An Octoroon review at Orange Tree Theatre, London – ‘madcap and daring’
An Octoroon is America’s Red Velvet. Sort of. Like Lolita Chakrabarti’s 2012 play, Branden Jacobs-Jenkins’ OBIE-winning 2014 work finds a black presence in 19th-century theatre – in an 1859 Dion Boucicault melodrama called The Octoroon – and mines it for all its worth. Unlike Red Velvet, though, An Octoroon is totally, totally bonkers.
It is essentially an extended riff on Boucicault’s play, retelling its story of financial mismanagement and forbidden love on a Louisiana cotton plantation within a teetering meta-theatrical framework. Jacobs-Jenkins himself appears as a character, as does Boucicault. White actors wear blackface, black actors wear whiteface, and a supersized rabbit randomly tap-dances across the stage.

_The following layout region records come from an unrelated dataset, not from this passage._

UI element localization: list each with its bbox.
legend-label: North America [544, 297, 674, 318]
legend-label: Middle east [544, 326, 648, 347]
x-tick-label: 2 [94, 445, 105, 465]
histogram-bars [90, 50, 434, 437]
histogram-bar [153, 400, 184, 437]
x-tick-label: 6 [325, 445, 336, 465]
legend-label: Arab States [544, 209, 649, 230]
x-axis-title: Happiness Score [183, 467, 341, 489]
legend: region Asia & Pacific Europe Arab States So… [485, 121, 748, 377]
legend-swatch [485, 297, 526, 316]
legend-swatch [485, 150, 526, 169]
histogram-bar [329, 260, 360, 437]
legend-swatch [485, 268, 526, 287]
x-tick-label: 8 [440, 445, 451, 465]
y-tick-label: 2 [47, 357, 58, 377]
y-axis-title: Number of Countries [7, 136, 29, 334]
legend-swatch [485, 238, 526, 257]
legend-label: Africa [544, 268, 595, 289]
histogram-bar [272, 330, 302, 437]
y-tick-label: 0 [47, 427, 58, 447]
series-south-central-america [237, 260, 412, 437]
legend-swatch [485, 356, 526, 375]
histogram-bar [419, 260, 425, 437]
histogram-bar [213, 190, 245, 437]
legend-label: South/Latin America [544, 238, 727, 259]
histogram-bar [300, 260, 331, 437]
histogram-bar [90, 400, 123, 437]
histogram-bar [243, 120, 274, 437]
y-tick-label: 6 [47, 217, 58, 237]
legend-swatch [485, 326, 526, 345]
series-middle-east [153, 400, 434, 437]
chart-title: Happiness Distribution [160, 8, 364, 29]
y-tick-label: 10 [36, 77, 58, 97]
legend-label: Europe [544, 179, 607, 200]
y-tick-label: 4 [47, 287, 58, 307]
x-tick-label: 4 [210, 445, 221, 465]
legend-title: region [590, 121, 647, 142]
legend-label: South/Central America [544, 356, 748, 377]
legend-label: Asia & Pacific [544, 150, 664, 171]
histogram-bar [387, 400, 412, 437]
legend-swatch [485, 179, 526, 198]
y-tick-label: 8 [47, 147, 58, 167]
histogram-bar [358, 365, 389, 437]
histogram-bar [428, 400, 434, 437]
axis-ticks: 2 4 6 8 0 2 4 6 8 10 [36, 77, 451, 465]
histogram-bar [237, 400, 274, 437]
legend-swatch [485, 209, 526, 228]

Ned Bennett’s production – the piece’s European premiere – realises the madcap mania of Jacob-Jenkins’ text well. His overacting cast – led by the furiously multi-roling Ken Nwosu – might miss the play’s rich vein of absurdist humour, but they certainly capture its hectic perversity, aided by Georgia Lowe’s vaudevillian design, Elliot Griggs’ virtuosic lighting, and Theo Vidgen’s cinematic score.
An Octoroon is a play that refuses to kowtow to the audience’s preconceptions, that dances with stereotypes and teases relentlessly with sly race politics. At times, this playfulness can lapse into gimmick, and one wishes Jacobs-Jenkins would strip away the artifice and make a simple, unobscured point. But that denial is all part of the fun in this daringly deconstructive rollercoaster.